I came back to London to fight, fail, fight, fail and fight again for a life that I knew that I was worth, albeit not knowing what that was, or is still, exactly. Some freedom from an idea of who I was, based on what I judged my surroundings to be, at most. London was the only place I could run for shade, because no one is anyone here - at least to me.

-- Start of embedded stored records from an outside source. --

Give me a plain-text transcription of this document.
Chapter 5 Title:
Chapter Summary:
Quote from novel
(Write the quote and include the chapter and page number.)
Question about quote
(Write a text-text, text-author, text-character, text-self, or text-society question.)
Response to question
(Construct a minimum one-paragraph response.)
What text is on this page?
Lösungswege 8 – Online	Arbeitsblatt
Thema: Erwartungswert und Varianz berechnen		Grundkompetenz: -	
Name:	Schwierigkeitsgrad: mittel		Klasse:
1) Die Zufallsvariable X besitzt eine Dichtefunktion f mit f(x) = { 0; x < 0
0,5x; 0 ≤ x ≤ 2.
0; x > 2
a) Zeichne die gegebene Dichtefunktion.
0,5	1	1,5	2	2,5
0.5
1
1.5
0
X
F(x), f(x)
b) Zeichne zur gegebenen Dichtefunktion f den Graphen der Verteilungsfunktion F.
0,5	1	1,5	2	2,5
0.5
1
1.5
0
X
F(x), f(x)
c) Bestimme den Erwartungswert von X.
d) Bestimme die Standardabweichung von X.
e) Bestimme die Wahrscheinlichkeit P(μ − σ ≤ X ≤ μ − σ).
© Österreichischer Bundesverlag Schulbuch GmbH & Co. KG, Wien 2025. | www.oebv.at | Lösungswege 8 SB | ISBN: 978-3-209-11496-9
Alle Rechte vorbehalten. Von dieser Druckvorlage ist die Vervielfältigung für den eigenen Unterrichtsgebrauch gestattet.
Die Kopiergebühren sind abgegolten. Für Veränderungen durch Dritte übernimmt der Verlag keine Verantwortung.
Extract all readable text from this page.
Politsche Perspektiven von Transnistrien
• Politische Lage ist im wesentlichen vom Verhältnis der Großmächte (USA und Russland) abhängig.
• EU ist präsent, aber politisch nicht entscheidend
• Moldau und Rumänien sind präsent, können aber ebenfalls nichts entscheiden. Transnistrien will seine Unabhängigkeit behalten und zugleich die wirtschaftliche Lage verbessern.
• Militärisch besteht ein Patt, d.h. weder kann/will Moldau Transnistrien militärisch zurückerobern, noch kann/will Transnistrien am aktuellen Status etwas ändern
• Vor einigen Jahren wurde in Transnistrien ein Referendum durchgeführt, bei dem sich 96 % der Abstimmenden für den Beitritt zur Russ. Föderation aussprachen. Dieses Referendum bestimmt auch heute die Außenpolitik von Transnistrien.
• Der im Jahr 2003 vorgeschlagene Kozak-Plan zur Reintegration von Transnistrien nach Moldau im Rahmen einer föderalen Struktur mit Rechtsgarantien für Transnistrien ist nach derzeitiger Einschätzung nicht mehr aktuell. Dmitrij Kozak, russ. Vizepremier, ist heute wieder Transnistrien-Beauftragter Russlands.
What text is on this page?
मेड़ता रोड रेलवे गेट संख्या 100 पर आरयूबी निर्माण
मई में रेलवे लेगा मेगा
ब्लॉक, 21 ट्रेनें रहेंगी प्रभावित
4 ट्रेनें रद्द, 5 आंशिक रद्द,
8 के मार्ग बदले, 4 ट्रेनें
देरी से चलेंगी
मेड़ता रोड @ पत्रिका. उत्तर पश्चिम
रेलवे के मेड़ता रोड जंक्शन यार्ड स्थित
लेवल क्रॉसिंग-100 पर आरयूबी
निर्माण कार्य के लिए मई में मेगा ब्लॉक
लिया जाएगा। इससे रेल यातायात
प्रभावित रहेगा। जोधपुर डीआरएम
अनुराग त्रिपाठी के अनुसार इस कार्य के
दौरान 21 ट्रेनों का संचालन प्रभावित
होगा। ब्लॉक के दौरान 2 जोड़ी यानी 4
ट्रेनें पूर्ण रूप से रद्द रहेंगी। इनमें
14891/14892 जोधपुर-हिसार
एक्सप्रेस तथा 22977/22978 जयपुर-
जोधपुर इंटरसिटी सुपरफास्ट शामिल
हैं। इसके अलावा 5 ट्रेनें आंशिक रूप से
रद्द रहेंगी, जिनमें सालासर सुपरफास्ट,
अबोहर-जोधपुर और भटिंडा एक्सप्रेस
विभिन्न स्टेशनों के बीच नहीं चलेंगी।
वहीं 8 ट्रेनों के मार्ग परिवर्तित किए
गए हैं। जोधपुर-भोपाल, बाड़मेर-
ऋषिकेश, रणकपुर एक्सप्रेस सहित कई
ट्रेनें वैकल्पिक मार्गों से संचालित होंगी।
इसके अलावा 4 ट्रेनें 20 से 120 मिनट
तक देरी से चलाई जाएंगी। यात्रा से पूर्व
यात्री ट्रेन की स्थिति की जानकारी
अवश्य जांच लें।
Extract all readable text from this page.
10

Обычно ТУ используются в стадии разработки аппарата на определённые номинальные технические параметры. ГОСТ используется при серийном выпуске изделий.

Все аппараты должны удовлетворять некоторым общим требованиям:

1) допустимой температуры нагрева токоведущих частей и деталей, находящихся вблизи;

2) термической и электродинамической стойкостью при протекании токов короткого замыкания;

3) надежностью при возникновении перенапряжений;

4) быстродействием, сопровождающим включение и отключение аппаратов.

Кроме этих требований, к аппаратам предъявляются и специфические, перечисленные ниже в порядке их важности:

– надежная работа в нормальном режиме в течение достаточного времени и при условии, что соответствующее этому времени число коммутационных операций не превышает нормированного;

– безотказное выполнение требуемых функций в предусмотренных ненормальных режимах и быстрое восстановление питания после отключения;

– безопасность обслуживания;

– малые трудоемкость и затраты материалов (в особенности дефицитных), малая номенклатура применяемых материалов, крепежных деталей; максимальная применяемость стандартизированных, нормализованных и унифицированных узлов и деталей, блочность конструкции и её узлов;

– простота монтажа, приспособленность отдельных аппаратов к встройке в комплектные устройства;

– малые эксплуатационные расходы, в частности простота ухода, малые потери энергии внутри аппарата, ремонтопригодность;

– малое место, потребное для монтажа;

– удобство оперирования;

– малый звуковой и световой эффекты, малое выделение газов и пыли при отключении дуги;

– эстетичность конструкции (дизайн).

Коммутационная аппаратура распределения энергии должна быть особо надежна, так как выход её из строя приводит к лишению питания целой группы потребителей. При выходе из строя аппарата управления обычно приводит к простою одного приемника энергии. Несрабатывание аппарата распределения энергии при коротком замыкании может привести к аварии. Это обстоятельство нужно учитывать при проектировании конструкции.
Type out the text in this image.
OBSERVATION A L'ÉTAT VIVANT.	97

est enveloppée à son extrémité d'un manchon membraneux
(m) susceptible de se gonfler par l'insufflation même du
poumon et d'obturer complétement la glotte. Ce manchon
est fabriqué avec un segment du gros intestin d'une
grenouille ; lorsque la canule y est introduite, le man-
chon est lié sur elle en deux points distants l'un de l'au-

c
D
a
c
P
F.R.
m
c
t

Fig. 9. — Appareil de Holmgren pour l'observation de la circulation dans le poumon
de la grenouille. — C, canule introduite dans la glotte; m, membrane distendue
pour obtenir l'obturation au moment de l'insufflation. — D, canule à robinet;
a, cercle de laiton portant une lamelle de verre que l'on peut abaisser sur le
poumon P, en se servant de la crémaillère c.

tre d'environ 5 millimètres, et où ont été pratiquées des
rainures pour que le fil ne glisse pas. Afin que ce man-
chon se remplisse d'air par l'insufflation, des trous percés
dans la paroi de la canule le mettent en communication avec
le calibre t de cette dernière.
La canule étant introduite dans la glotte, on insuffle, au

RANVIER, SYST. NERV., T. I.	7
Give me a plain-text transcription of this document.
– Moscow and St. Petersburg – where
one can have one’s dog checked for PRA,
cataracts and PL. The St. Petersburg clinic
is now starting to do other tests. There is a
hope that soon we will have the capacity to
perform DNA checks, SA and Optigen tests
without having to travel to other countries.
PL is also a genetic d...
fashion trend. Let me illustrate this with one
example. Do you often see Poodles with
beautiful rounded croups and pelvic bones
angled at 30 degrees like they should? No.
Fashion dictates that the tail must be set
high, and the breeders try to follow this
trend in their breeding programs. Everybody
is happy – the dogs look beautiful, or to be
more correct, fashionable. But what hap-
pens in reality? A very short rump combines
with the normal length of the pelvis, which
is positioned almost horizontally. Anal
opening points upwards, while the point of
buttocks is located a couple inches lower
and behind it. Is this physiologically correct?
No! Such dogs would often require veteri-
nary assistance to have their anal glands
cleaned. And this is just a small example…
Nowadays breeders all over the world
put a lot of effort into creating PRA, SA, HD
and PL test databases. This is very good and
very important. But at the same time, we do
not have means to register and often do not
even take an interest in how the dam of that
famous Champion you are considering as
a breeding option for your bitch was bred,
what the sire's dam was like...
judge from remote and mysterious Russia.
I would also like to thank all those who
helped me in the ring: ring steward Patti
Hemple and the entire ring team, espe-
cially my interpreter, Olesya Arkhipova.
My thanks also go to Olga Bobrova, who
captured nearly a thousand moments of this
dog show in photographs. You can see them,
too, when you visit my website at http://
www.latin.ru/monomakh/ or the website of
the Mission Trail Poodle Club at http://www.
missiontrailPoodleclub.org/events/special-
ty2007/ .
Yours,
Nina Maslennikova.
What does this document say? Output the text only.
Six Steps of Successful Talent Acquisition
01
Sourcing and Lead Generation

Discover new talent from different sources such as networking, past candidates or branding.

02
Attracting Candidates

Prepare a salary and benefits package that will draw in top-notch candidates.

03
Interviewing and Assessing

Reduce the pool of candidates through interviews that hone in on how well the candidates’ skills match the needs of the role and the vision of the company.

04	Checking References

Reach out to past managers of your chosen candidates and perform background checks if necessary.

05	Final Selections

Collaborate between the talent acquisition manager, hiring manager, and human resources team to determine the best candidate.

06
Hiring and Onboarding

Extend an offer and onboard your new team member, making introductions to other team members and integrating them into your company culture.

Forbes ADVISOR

So few of us speak of our own resilience, yet daily we all in one way or another touch what we know from experience will burn us, because “it might not this time”, right? There is only one driving force: hope. Through repetitive burning, yes, we may retreat - it’s survival. But why don’t we just find another way, other than simply reaching out and grabbing it, then? I’ll answer this later, but before I do - as most of you know, I write long format work in the hopes of not being burnt to the point of no return by rejection (mostly from myself) one day, but I also spend a lot of time on my bike. The thing I didn’t know how to use a year ago, but since, has changed my life.
Writing is endurance, it’s resistance, it’s climbing up a world renowned hill with your body weight strapped to failing knee ligaments. It’s bone marrow pain, hoping for a quick fast freeze to death when you didn’t judge the weather right. It’s sitting in front of the 2pm mark knowing how exhausted you’ll be tomorrow for something that pays your bills, to finish something that isn’t paying anyone yet. It’s telling a friend of a friend to fuck off when they ask you why you don’t just get a real job, like everyone else. It’s your dream, being passed on to someone else in front of you, but you’re still in the arena. As long as you are… I nearly did tap out for good, right about the time I got my bike. But, as romcom as it sounds, it’s given me another chance.
I’m still very much on a Zimbabwean passport, I still very much haven’t seen my dad in years, my mum and step dad are on their favourable quota of the once a year visa-free visit home. In 2023, the glass will truly break in one way or another. While I’m waiting for my as-I-know-it to finally shatter, I’ve signed onto solo cycling across Australia, a surprising yes to an Ironman 70.3 in Peru, the Badlands ultra endurance gravel race, all while writing two juxtaposing books and two juxtaposing blogs. Contextually visa-less, in 16 days, I’m moving myself into a storage unit in the hopes of doing it all. I’m still very much crucially, by myself, choosing the things that make life more difficult, more vulnerable, more stripped naked, more seen without cheer and more meaningful to me.
Gratefully, I’m not alone - thanks to the white-blonde African child that survived being caved in by whisky tides on a sandbank with angel Ever, the one that hunted for a shell shaped tooth in spite of the tooth trying to take her life, the one that defectively hallucinated instead of dreamt. The child that forgave scooby-doo being chucked out the starboard side porthole, the girl who thought “don’t expose me” on an operating bed that tried to take her life for an umpteenth time, the lady who practised ‘no’ in the mirror, the ‘I am’ who can try it, and try it again but another way.
So few of us praise our own resilience, but we burn inside instead. We say goodbye before we are ready. We love, and tell no one. We judge, because that’s easy. We go for what is turned on, and resist what we may never give the chance to. Resistance, in its essence, is hell: or as author Dan Sullivan said, meeting the person you could have been.